Arok Dedes : Roman Sejarah Politik

Selamat Hari Buku Nasional 2016, membaca merupakan hobi yang memiliki segudang manfaat. Dengan membaca, bukan hanya saja wawasan kita yang bertambah luas, juga sebagai cara untuk melatih rasa empati dan simpati dalam diri kita melalui cerita pada tokoh-tokoh fiksi. Dengan membaca maka terbitlah sebuah pemahaman yang baru, tentang banyak hal melalui tulisan. Ini hanya sebagian manfaat dari membaca.

Pada kesempatan kali ini, saya baru saja menyelesaikan bacaan dari sebuah buku berjudul “Arok Dedes”, sebuah roman yang pernah saya tahu melalui cerita rakyat. Tentang pembalasan dendam tujuh turunan, tentang ‘betis’ seorang perempuan juga tentang kekuatan ajaib. Namun, melalui tulisannya, Pramoedya tidak hanya sekadar menceritakan kembali roman sejarah tersebut, tapi menyajikan intrik politik pada kepemimpinan Tunggul Ametung di Tumapel. Rumitnya perebutan kekuasaan dari banyak pihak, hingga kepemimpinan Pramesywari Ken Dedes.


Arok Dedes

Blurb

Roman Arok Dedes bukan roman mistika-irasional (kutukan keris Gandring tujuh turunan). Ini adalah romah politik seutuh-utuhnya. Berkisah tentang kudeta pertama di Nusantara. Kudeta ala Jawa. Kudeta merangkak yang menggunakan banyak tangan untuk kemudian memukul habis dan mengambil bagian kekuasaan sepenuh-penuhnya. Kudeta licik tapi cerdik. Berdarah, tapi para pembunuh sejati bertepuk dada mendapati penghormatan yang tinggi. Melibatkan gerakan militer (Gerakan Gandring), menyebarkan syak wasangka dari dalam, memperhadapkan antarkawan dan memanasi perkubuan. Aktor-aktornya bekerja seperti hantu. Kalaupun gerakannya diketahui, namun tiada bukti yang paling sahih bagi penguasa untuk menyingkirkannya.
Arok adalah simpul dari gabungan antara mesin paramiliter licik dan politisi sipil yang cerdik-rakus (dari kalangan sudra/agrari yang merangkakkan nasib menjadi penguasa tunggul tanah Jawa). Arok tak mesti memperlihatkan tangannya yang berlumur darah mengiringi kejatuhan Ametung di Bilik Agung Tumapel, karena politik tak selalu identik dengan perang terbuka. Politik adalah permainan catur di atas papan bidak yang butuh kejelian, pancingan, ketegaan melempar umpan-umpan untuk mendapatkan peruntungan besar. Tak ada kawan dan lawan. Yang ada hanya takhta di mana seluruh hasrat bisa diletupkan sejadi-jadi yang dimau.
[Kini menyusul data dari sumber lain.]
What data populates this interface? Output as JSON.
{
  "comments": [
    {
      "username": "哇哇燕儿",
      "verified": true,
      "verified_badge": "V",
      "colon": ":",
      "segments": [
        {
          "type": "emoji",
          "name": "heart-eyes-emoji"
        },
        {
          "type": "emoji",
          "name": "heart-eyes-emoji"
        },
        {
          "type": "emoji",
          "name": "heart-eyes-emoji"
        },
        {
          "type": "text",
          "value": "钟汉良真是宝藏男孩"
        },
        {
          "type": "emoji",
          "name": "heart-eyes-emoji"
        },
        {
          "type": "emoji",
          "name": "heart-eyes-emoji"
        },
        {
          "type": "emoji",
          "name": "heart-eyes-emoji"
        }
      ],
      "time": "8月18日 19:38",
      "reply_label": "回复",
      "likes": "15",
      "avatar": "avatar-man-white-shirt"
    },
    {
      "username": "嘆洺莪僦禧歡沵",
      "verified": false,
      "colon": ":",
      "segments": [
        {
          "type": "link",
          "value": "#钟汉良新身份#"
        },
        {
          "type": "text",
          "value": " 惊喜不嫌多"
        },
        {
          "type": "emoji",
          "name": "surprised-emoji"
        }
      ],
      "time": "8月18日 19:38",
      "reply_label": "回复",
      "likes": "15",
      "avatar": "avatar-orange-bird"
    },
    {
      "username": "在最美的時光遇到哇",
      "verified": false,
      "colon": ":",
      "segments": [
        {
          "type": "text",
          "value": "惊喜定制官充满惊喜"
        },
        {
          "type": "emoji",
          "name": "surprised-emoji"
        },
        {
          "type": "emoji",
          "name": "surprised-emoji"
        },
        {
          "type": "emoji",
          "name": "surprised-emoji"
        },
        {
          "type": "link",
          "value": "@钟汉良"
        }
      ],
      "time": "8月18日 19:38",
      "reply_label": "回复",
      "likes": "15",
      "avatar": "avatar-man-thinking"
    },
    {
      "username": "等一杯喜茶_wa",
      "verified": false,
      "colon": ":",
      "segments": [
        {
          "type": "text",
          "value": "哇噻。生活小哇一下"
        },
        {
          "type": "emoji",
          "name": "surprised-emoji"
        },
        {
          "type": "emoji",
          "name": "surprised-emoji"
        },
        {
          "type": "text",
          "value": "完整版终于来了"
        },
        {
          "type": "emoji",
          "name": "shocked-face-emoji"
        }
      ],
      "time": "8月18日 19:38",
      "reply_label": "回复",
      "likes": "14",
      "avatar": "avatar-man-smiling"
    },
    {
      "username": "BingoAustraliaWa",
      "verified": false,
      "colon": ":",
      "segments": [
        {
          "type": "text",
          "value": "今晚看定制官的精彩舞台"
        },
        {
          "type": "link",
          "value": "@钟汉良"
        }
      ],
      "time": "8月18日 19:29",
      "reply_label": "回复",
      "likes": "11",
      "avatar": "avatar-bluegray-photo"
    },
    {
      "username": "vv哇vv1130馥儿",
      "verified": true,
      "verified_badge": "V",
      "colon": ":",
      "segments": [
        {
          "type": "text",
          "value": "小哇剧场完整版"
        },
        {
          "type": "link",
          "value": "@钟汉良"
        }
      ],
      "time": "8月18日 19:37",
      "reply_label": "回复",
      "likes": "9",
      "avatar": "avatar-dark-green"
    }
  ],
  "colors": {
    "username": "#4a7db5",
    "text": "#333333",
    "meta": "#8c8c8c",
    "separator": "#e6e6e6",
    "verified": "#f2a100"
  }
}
Pada Akhirnya roman Arok Dedes menggambarkan peta kudeta politik yang kompleks yang “disumbang“ Jawa untuk Indonesia.


Detil Buku

Judul : Arok Dedes | Penulis : Pramoedya Ananta Toer | Halaman : 561 | Cetakan : 8, Juli 2009 | Penerbit : Lentera Dipantara | ISBN : 978.979.3820.129


Materi sejarah yang paling kuat adalah yang didapatkan pada sisa Tugu Kemenangan Arok, yang kini dimasukkan dalam kompleks Candi Singasari – yang sebenarnya bukan Candi dan biasa dinamai Candi Tumapel dan karya Mpu Tanakung “Lubdaka“ yang ditulis pada masa-hidup Ken Arok sendiri.


Kisah Kepemimpinan Dedes

Saya akan mengawalinya dengan masa kepemimpinan Dedes. Meski beliau adalah seorang Pramesywari yang dinikahi Tunggul Ametung ‘secara paksa‘, tapi menurut peraturan perakuwuan, kepemimpinan di wilayah akuwu berada di tangan Pramesywari. Inilah yang mengawali kekuatan Dedes kembali, setelah dia merasakan tidak berdaya usai berpikir bahwa kehidupannya kini tak lagi dapat berarti.
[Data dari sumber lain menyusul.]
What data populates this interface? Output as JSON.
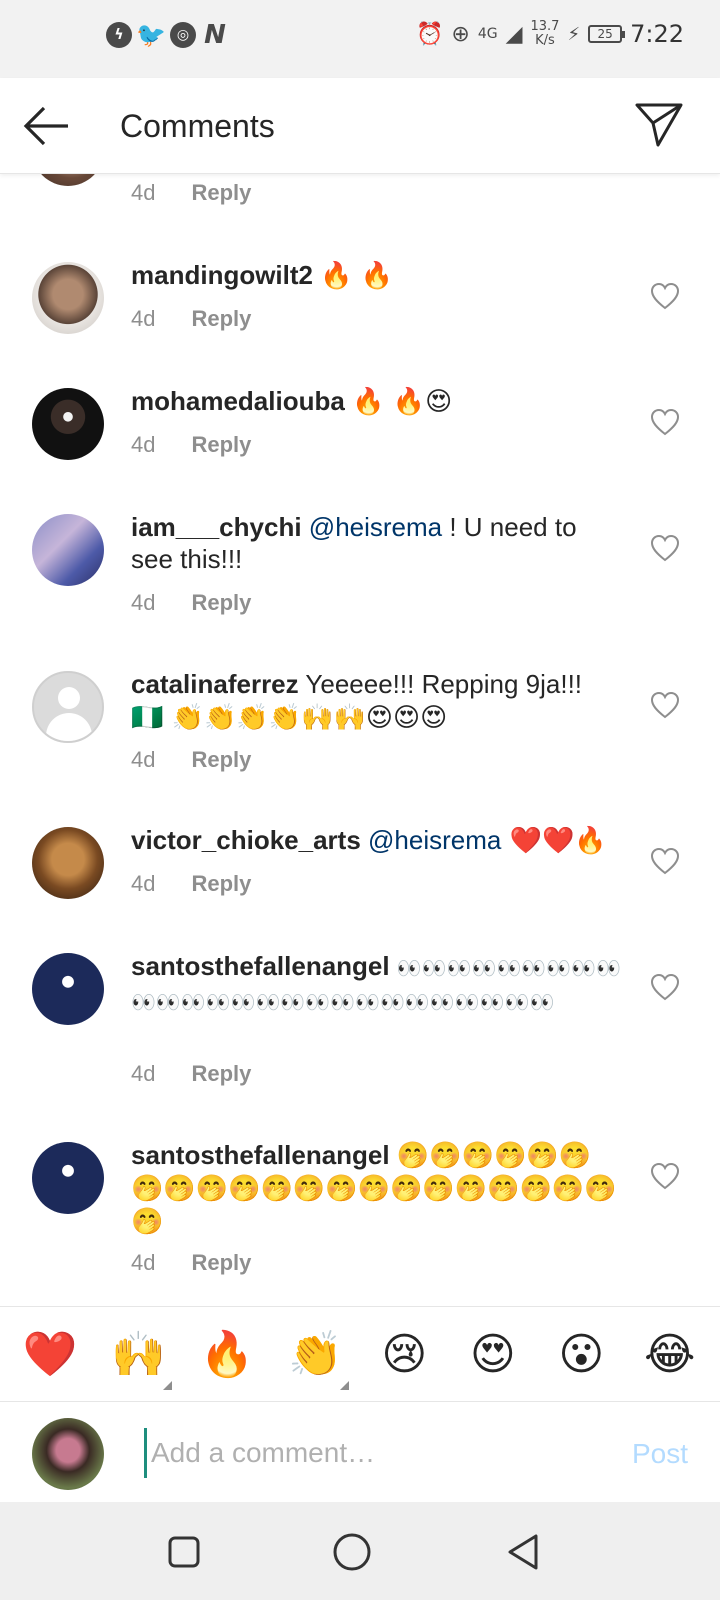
{
  "status_bar": {
    "app_icons": [
      "messenger-icon",
      "twitter-icon",
      "chrome-icon",
      "n-icon"
    ],
    "network": "4G",
    "speed_value": "13.7",
    "speed_unit": "K/s",
    "battery": "25",
    "time": "7:22"
  },
  "header": {
    "title": "Comments"
  },
  "comments": [
    {
      "user": "",
      "segments": [],
      "time": "4d",
      "reply": "Reply"
    },
    {
      "user": "mandingowilt2",
      "segments": [
        {
          "t": "🔥 🔥",
          "type": "emoji"
        }
      ],
      "time": "4d",
      "reply": "Reply"
    },
    {
      "user": "mohamedaliouba",
      "segments": [
        {
          "t": "🔥 🔥😍",
          "type": "emoji"
        }
      ],
      "time": "4d",
      "reply": "Reply"
    },
    {
      "user": "iam___chychi",
      "segments": [
        {
          "t": "@heisrema",
          "type": "mention"
        },
        {
          "t": " ! U need to see this!!!",
          "type": "text"
        }
      ],
      "time": "4d",
      "reply": "Reply"
    },
    {
      "user": "catalinaferrez",
      "segments": [
        {
          "t": "Yeeeee!!! Repping 9ja!!!",
          "type": "text"
        },
        {
          "t": " 🇳🇬 👏👏👏👏🙌🙌😍😍😍",
          "type": "emoji"
        }
      ],
      "time": "4d",
      "reply": "Reply"
    },
    {
      "user": "victor_chioke_arts",
      "segments": [
        {
          "t": "@heisrema",
          "type": "mention"
        },
        {
          "t": " ❤️❤️🔥",
          "type": "emoji"
        }
      ],
      "time": "4d",
      "reply": "Reply"
    },
    {
      "user": "santosthefallenangel",
      "segments": [
        {
          "t": "👀👀👀👀👀👀👀👀👀👀👀👀👀👀👀👀👀👀👀👀👀👀👀👀👀👀",
          "type": "emoji"
        }
      ],
      "time": "4d",
      "reply": "Reply"
    },
    {
      "user": "santosthefallenangel",
      "segments": [
        {
          "t": "🤭🤭🤭🤭🤭🤭🤭🤭🤭🤭🤭🤭🤭🤭🤭🤭🤭🤭🤭🤭🤭🤭",
          "type": "emoji"
        }
      ],
      "time": "4d",
      "reply": "Reply"
    }
  ],
  "quick_emojis": [
    "❤️",
    "🙌",
    "🔥",
    "👏",
    "😢",
    "😍",
    "😮",
    "😂"
  ],
  "composer": {
    "placeholder": "Add a comment…",
    "post_label": "Post"
  },
  "colors": {
    "mention": "#003569",
    "meta": "#8e8e8e",
    "post_disabled": "#b3dbff"
  }
}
Ketika Tunggul Ametung tengah pergi meninggalkan perakuwuan, berawal dari meletusnya Gunung Kelud, Dedes terbangun dengan kaget kemudian langsung meminta Rimang untuk membantu menyelamatkan Abdi Dalam serta orang-orang yang tinggal di wilayah akuwu. Kebakaran juga melanda salah satu bagian dari akuwu, banyak para pengawal yang kebingungan dan salah satunya menghadap pada Pramesywari kemudian meminta perintah, petunjuk harus melakukan apa.

Selama terjadinya guncangan itu, Pramesywari memerintahkan seluruh penghuni Akuwu untuk mendendangkan puji-pujian guna meredakan amarah Bathari Durga. Hingga guncangan mereda dan selesai, Dedes menasihati seluruh penghuni Akuwu untuk kembali memuja Hyang Syiwa, kemudian meminta seluruh orang saling bahu-membahu membantu penghuni lain yang cedera. Ketika melihat dokter yang tengah merawat luka salah seorang anak kecil di wilayah akuwu, Dedes dengan bijaksana memerintah sang dokter untuk membiusnya. Awalnya, sang dokter tidak mengenali Dedes, setelahnya dia memohon ampun padanya.

Dengan kekuasaan Akuwu berada di tangannya, impian Dedes untuk kembali membawa para pekerja di Akuwu untuk kembali memuja Hyang Syiwa dan meninggalkan pemujaan terhadap Hyang Wisynu. Tidak hanya itu, keingin-tahuannya terhadap masalah politik dan pemerintahan wilayah Tumapel membuatnya paham, dengan memperbaiki hubungannya bersama Tunggul Ametung, Dedes akan mudah untuk mengetahui semua hal, termasuk perihal pemberontakan yang terjadi di beberapa wilayah Tumapel.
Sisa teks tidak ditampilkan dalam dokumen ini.